Setiap saat, proses ini diakui oleh kaum libertarian, contohnya argumen yang dikemukakan IWW bahwa “(p)ekerja tak lagi diklasifikasikan melalui perbedaan dalam ketrampilan dagang, namun majikan menentukannya sesuai dengan mesin yang ia kerjakan. Pembagian ini, yang tidak menunjukkan perbedaan-perbedaan dalam ketrampilan atau kepentingan di antara pekerja, dipaksakan oleh majikan sehingga terjadi persaingan antar pekerja serta mereka terpacu untuk mengerahkan tenaga sebesar-besarnya di pabrik, dan bahwa semua perlawanan terhadap kapitalis akan dilemahkan oleh perbedaan artifisial.” (dikutip oleh Katherine Stone, op.cit., ha.157) Karena itulah kaum anarkis dan sindikalis mengusulkan , serta membangun, serikat industrial– suatu serikat untuk setiap tempat kerja dan industri –untuk menentang pembagian kerja tersebut dan melawan tirani kapitalis dengan efektif.

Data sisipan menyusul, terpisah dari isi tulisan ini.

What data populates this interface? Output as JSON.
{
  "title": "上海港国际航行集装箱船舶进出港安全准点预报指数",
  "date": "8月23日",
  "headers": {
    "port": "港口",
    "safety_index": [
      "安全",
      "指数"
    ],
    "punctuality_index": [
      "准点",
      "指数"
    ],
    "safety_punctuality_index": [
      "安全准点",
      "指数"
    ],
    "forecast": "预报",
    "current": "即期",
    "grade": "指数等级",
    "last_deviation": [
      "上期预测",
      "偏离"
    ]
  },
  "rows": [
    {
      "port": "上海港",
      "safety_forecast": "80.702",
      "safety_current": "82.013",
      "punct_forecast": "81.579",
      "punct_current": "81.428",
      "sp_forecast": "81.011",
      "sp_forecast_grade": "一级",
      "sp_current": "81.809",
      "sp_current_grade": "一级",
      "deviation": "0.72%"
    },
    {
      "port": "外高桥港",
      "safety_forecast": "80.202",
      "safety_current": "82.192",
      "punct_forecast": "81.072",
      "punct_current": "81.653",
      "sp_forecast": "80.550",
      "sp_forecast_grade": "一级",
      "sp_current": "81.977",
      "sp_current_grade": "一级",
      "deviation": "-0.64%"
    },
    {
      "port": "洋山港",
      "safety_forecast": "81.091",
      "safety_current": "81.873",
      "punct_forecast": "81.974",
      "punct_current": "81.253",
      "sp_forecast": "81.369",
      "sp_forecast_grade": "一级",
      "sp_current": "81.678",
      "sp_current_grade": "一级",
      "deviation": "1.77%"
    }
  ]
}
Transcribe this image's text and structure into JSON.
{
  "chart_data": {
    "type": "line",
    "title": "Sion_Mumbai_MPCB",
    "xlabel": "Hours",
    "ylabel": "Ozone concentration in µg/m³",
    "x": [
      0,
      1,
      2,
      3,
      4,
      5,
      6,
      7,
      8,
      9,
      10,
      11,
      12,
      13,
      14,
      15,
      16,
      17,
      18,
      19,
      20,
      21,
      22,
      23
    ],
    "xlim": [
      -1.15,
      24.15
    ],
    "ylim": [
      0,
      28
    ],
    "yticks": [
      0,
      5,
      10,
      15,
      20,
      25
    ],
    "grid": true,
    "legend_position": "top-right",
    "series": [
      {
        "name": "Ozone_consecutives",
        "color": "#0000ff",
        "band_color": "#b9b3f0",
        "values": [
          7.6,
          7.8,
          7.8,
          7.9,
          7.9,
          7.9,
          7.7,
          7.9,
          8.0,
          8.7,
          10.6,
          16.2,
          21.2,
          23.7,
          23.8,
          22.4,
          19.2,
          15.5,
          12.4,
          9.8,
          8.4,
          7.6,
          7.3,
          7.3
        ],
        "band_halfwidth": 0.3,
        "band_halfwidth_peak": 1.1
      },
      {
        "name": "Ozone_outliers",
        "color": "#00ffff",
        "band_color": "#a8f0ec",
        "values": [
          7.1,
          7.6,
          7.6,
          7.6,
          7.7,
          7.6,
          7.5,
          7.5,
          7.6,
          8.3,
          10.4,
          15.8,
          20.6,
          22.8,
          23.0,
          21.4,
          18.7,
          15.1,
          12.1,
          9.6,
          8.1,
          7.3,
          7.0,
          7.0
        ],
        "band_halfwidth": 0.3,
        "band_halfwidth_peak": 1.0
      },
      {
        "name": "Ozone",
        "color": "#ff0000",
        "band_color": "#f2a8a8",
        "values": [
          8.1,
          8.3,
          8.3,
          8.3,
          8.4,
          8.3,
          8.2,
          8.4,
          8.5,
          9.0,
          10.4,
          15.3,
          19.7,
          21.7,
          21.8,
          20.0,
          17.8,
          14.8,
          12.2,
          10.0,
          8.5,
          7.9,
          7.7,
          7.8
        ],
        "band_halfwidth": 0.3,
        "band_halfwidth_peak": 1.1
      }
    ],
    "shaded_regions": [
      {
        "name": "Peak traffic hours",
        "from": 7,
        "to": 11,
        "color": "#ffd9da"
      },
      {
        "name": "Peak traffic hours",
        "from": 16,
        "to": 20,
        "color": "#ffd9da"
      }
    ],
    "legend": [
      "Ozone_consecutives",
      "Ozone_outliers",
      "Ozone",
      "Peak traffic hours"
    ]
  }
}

Tal perlu diungkapkan, rencana busuk manajemen seprti itu tak pernah berakhir dalam jangka panjang maupun kerja total dalam jangka pendek– yang menjelaskan mengapa manajemen hierarkis terus berlangsung, seperti halnya penurunan ketrampilan teknologis (pekerja selalu menemukan cara dalam menggunakan teknologi baru untuk meningkatkan kekuatan mereka dalam tempat kerja sehingga merusak keputusan manajemen demi keuntunngan mereka sendiri).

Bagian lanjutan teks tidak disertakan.